Open Medical-LLM is just not a benchmark per se, but fairly a compilation of existing test sets – MedQA, PubMedQA, MedMCQA, etc. – designed to look at models of general medical knowledge and related fields resembling anatomy, pharmacology, genetics, and clinical practice . The benchmark includes multiple-choice and open-ended questions that require medical reasoning and understanding, and draws on materials resembling US and Indian medical licensing exams and college biology test query banks.
“(Open Medical-LLM) enables researchers and practitioners to discover the strengths and weaknesses of various approaches, drive further advances in the sector, and ultimately contribute to raised patient care and outcomes,” Hugging Face wrote in a blog post.
Hugging Face positions the benchmark as a “robust assessment” of generative AI models in healthcare. However, some medical examiners warned on social media against placing an excessive amount of emphasis on Open Medical-LLM lest it result in ill-informed deployments.
Regarding
Hugging Face researcher Clémentine Fourrier, co-author of the blog post, agreed.
“These leaderboards should only be used as a primary approximation of which (generative AI model) to probe for a specific use case, but then a deeper testing phase is at all times required to look at the model's limitations and relevance in real-world conditions.” Fourrier replied to
It's paying homage to Google's experience when it tried to introduce an AI diabetic retinopathy screening tool into Thailand's healthcare systems.

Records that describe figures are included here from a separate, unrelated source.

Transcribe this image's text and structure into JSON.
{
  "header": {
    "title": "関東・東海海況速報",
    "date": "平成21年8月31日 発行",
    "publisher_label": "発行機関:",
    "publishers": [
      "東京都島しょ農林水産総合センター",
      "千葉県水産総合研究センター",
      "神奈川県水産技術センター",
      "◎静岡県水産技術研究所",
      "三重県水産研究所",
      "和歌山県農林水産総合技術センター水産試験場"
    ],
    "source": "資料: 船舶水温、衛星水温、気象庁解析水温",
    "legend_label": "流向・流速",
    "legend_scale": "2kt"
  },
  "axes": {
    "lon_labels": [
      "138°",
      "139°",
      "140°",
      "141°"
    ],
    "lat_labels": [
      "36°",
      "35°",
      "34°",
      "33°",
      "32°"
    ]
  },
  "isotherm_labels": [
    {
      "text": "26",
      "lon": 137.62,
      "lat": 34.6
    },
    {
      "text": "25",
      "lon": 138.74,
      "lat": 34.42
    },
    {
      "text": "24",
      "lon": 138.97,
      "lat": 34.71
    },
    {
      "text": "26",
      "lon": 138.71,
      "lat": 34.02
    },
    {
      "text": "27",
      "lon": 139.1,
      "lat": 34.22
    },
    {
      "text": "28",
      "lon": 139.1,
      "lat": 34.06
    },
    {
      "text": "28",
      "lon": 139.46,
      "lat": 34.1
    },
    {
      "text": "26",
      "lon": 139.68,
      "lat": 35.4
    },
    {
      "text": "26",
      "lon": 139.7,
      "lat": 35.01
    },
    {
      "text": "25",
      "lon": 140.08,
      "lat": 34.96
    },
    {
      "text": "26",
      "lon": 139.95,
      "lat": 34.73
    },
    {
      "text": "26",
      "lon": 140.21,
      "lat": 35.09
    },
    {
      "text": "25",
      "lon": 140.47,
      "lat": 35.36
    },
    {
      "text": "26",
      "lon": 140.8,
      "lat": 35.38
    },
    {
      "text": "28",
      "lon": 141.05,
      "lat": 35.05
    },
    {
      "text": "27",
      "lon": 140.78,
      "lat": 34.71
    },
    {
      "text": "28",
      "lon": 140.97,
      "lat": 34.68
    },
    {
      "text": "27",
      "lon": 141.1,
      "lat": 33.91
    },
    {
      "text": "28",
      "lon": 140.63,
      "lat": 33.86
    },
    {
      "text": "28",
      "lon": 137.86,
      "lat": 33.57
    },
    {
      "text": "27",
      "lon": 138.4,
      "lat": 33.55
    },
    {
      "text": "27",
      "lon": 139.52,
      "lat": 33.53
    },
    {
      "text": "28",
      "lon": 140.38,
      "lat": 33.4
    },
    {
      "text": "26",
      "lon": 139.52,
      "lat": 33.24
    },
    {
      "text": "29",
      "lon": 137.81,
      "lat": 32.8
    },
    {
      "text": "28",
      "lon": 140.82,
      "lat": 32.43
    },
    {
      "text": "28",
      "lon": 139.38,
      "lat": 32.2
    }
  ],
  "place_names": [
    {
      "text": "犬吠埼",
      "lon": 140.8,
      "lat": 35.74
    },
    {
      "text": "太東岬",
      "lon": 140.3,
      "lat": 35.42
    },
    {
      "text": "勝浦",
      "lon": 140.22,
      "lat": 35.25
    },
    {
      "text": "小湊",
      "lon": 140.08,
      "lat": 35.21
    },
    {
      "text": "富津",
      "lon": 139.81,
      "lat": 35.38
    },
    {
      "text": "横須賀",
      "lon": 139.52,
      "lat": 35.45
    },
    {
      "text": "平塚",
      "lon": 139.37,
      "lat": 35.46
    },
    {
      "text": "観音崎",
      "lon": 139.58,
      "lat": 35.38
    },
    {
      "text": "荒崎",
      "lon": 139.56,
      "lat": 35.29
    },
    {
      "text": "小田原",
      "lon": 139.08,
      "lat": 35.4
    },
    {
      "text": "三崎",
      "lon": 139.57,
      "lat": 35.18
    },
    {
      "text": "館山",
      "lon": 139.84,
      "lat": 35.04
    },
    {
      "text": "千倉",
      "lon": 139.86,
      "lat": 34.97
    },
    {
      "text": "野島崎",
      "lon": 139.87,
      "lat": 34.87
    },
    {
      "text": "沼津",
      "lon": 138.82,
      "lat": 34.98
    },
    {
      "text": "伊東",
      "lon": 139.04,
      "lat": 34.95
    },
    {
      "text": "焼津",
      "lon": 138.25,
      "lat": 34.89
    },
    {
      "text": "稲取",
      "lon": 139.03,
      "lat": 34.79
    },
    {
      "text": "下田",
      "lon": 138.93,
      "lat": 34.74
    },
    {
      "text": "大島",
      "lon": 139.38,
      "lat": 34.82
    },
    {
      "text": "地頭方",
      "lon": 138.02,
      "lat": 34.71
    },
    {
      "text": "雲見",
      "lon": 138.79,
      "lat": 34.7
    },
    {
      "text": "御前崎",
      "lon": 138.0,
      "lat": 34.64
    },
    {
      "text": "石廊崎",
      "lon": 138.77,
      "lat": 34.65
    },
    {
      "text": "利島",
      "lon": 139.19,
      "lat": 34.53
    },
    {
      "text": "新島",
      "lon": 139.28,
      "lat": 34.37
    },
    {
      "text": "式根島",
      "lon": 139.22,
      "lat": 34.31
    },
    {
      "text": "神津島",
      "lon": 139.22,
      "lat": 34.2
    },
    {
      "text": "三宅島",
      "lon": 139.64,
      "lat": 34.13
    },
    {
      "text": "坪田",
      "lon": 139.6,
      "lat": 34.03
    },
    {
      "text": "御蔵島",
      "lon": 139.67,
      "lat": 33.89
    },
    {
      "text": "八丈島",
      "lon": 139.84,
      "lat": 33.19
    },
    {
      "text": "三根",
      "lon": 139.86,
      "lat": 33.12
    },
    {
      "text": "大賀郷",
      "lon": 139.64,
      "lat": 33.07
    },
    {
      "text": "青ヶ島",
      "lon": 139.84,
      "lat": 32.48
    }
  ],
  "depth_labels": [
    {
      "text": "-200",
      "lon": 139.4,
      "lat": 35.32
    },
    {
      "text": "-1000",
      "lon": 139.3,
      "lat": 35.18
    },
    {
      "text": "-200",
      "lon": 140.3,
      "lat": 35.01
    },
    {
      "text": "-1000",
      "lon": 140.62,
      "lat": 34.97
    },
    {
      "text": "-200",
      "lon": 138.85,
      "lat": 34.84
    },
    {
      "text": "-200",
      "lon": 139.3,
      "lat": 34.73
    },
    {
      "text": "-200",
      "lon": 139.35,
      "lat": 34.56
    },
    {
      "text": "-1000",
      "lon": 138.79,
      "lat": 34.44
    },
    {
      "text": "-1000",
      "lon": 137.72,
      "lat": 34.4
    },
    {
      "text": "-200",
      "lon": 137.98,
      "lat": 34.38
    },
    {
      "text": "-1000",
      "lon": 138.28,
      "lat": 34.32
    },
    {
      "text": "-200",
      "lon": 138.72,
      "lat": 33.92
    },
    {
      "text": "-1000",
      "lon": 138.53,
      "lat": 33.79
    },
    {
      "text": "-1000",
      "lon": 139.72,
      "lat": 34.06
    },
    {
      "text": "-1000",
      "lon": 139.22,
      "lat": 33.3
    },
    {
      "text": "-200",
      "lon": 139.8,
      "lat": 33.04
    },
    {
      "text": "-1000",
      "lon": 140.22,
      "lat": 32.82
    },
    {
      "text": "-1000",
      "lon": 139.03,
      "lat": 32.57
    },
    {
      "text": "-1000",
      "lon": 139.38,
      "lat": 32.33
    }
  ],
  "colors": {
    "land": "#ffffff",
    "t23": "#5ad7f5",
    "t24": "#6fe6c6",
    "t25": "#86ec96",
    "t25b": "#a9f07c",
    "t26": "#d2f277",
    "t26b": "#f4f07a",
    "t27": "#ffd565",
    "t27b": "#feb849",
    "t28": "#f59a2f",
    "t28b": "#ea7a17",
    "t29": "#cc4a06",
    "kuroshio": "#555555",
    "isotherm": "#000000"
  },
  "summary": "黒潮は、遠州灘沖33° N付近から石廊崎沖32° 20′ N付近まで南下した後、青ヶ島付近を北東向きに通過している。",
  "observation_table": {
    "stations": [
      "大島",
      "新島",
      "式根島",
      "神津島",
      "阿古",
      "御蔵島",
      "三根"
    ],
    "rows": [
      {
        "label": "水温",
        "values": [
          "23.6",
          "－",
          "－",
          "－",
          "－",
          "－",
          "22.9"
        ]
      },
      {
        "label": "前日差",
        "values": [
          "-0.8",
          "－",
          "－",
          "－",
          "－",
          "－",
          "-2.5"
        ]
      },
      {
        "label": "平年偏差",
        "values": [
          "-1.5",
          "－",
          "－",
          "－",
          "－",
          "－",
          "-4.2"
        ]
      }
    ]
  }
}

Google has developed a deep learning system that scans images of the attention and appears for evidence of retinopathy, a number one reason for vision loss. But despite high theoretical accuracy The tool proved impractical in real-world testingfrustrating each patients and caregivers with inconsistent results and a general lack of harmony with local practices.
Significantly, of the 139 AI-related medical devices the US Food and Drug Administration has approved to date, no person uses generative AI. It is incredibly difficult to check how the performance of a generative AI tool within the lab will impact hospitals and outpatient clinics and, perhaps more importantly, how the outcomes might evolve over time.
This is just not to say that Open Medical-LLM is just not useful or informative. If nothing else, the list of results serves as a reminder of how models answer basic health questions. But Open Medical-LLM and no other benchmark is an alternative choice to fastidiously considered real-world testing.